Leea: It’s hard to remember specific conversations from the beginning, but we still discuss things constantly, and the BDSM play we do today has evolved from what we did five to ten years ago because we realized we like each other certain things more or less than in the past and I adjusted them.

Addy: For example, through exploration, I’ve found that medical play can be very cathartic for me – probably because of my background.

I’ve also experienced pretty severe depression most of my life, and it’s very hard to get mental health help as an intersex person because there aren’t many people qualified to help with the specific type of trauma I’ve been through. I never found a therapist who was able to adequately address my trauma. But I’ve found that when I’m in a depressed mood, a session of caning (a method of corporal punishment) can snap me right out of it. For example, one person I was working with asked me at one point – right in front of Leea – “So if I were to take your pants off right now, what exactly would I be looking at?” After that I didn’t feel well at all. But BDSM raised my dopamine and serotonin or something. Whatever it is, I have no idea. If I could get an MRI at times like that, that would be interesting.

Leea: It’s very interesting as we explore more and more together. We decided this year to take care of ourselves, put limits on who can visit us and when, so we can do things like explore more BDSM play together. We also want to go to more dungeons.

In the end, the fact that Addy is intersex does not define our relationship in any way. It’s a part of her, one that I love. And because he works with intersex issues, it’s something we talk about all the time. It plays a role in our lives. But it doesn’t define it.

Addy: A lot of people I’ve talked to who really struggle are heterosexual intersex people who live in a world where sex is all about a penis going into a vagina. Many intersex people have small penises, so it’s really bad to live in a world full of comments that offend people for having small penises, where they learn that this is something bad and shameful. I and many other intersex people who are queer have been forced to develop a more comprehensive vocabulary around sex.

Leea: Being a queer couple I think has given us even more room to talk about things like the different genres of sex we want to do. I feel really bad for a lot of straight couples because there isn’t much room for conversations about what good sex is and how each partner feels and what works and what doesn’t for them.

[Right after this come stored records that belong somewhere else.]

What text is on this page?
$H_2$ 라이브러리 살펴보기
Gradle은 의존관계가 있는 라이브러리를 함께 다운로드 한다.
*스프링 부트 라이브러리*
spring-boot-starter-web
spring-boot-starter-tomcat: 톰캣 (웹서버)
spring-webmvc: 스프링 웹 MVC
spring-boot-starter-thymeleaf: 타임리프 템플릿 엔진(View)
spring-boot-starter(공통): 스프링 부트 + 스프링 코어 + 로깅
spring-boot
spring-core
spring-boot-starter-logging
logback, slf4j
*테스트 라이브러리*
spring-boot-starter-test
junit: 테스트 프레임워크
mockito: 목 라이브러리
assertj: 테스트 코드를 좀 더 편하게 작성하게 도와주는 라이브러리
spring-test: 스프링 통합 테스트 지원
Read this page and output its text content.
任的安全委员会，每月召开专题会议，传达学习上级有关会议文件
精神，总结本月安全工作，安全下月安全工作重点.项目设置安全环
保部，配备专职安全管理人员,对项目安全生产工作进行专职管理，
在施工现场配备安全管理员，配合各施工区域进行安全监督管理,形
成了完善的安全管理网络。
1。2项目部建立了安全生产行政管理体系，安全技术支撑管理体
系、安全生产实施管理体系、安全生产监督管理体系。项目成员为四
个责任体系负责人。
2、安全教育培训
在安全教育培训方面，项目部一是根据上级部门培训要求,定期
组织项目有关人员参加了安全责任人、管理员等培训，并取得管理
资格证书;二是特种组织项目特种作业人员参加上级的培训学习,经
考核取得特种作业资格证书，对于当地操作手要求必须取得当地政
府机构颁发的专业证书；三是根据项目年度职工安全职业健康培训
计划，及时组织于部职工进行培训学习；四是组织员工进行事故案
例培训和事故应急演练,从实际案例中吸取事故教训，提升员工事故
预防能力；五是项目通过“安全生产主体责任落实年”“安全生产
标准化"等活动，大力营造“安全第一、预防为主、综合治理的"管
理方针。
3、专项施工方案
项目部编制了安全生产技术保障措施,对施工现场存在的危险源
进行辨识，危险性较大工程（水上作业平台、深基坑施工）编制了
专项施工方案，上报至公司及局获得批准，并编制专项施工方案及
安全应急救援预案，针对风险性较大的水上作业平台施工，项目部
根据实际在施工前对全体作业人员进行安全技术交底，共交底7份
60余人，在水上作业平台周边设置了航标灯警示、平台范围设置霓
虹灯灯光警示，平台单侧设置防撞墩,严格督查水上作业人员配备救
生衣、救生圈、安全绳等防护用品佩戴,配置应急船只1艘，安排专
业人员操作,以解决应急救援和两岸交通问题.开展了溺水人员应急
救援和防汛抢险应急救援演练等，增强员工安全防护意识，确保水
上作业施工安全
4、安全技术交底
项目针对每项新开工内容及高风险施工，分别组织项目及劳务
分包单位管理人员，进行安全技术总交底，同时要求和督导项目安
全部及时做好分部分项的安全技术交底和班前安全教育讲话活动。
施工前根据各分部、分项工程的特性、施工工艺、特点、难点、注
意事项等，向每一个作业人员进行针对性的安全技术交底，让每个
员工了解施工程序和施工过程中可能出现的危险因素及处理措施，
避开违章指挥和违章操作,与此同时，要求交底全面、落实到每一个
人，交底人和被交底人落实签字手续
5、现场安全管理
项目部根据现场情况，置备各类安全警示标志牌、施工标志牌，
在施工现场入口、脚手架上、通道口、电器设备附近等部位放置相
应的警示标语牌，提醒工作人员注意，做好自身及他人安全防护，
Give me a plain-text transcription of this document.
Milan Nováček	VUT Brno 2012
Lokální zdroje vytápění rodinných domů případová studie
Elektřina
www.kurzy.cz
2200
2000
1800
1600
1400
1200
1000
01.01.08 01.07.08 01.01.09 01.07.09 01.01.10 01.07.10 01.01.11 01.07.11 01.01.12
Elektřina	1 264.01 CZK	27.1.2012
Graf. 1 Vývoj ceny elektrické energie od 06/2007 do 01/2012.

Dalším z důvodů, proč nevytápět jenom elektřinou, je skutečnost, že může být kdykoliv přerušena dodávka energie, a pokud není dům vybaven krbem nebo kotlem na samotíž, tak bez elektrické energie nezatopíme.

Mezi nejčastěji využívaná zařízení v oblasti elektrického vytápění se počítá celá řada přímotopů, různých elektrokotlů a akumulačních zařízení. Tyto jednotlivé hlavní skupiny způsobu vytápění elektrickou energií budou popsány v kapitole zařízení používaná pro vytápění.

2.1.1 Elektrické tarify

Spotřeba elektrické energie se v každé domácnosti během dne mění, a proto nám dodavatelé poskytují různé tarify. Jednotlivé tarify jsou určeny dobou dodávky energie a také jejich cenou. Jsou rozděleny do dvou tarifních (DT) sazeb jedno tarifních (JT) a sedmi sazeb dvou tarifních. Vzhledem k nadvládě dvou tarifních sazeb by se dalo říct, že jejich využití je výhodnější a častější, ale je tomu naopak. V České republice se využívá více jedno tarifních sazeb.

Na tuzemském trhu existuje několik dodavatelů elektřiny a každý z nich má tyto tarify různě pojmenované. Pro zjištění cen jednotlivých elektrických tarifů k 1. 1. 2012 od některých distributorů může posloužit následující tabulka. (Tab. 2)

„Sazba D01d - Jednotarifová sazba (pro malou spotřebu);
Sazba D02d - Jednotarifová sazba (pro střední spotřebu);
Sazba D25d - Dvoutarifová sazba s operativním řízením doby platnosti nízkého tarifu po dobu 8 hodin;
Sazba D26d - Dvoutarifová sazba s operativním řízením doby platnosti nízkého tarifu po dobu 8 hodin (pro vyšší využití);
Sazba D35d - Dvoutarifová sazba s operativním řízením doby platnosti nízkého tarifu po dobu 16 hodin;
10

Addy: We had to adjust our gender around the effects of the surgeries and the effects of the stigma and shame we went through. But personally, I’ve never understood the idea in society that people should be ashamed of gender differences. Or because you’re submissive or a goddess. Or that you did sex work. I’m not harming anyone. I work to make the world a better place.

I think my parents should be ashamed of how they treated me. The medical world should be ashamed. Society at large should be ashamed. I don’t see why I should bear the shame.